If you arrive at reasons allowing you to discount Hume’s reasoning and Darwin’s theory, this still leads you nowhere to explaining why there must be a creator. If a creator is necessary to explain the complexity of things, then who created the creator? Surely it is even more reasonable to accept that there may be other natural forces that result in creation, and which do not require a creator to allow complex things to exist in the first place? If you argue that the whole concept of the ultimate creator or “god” is that he/she is the creator of all things and therefore does not have or need a creator, then by the same argument you surmise that if no creator is required for the ultimate creation – the Creator or God – why does there need to be one for the beginning of all things? Surely it is only our animal minds, trapped by our animal needs, and our experience of our meagre short lives that have only ever seen Life exist in a complex fully evolved state, and that only have experience of things being created or born?

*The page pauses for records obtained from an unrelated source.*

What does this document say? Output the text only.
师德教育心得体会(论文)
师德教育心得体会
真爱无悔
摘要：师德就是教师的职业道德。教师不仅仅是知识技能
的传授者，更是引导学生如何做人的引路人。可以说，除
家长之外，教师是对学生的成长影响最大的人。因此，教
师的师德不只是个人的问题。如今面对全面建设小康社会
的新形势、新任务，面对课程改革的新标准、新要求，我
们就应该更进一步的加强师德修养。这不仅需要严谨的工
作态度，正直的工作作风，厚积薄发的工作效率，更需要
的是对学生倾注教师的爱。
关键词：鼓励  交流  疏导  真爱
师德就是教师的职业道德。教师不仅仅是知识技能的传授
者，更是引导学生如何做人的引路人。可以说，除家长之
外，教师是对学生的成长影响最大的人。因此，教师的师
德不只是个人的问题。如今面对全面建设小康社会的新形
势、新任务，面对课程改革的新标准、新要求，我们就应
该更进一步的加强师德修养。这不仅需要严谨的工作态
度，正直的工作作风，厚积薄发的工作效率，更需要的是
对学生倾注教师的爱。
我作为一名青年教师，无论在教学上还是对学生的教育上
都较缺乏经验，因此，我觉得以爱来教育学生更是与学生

This argument can volte face and be the very reason why there must therefore be an ultimate creator. So we go round in circles, arguing based on our own beliefs. We ask ourselves why should there be Life? But if we examine all the scientific arguments, whose explanation of the beginning of all things – the Big Bang -is so fantastical to most of us, that it verges on a fairy tale, a philosophical retort to the “why” question is surely “why not?”

Having come this far you must have deduced several things from my ramble – firstly that I am not a believer in gods, and secondly that I am not a physicist or scientist to whom explanations of the Big Bang, quantum physics, the theory of relativity or much else makes sense to me.

Yes, I am one of those simple folk who have become a believer in the scientific method and like the religious I will stop at nothing and make any argument support what I have decided to believe.

Why do I choose to believe in the scientific method and not what most people on our planet believe – in an ultimate and overall omnipotent creator?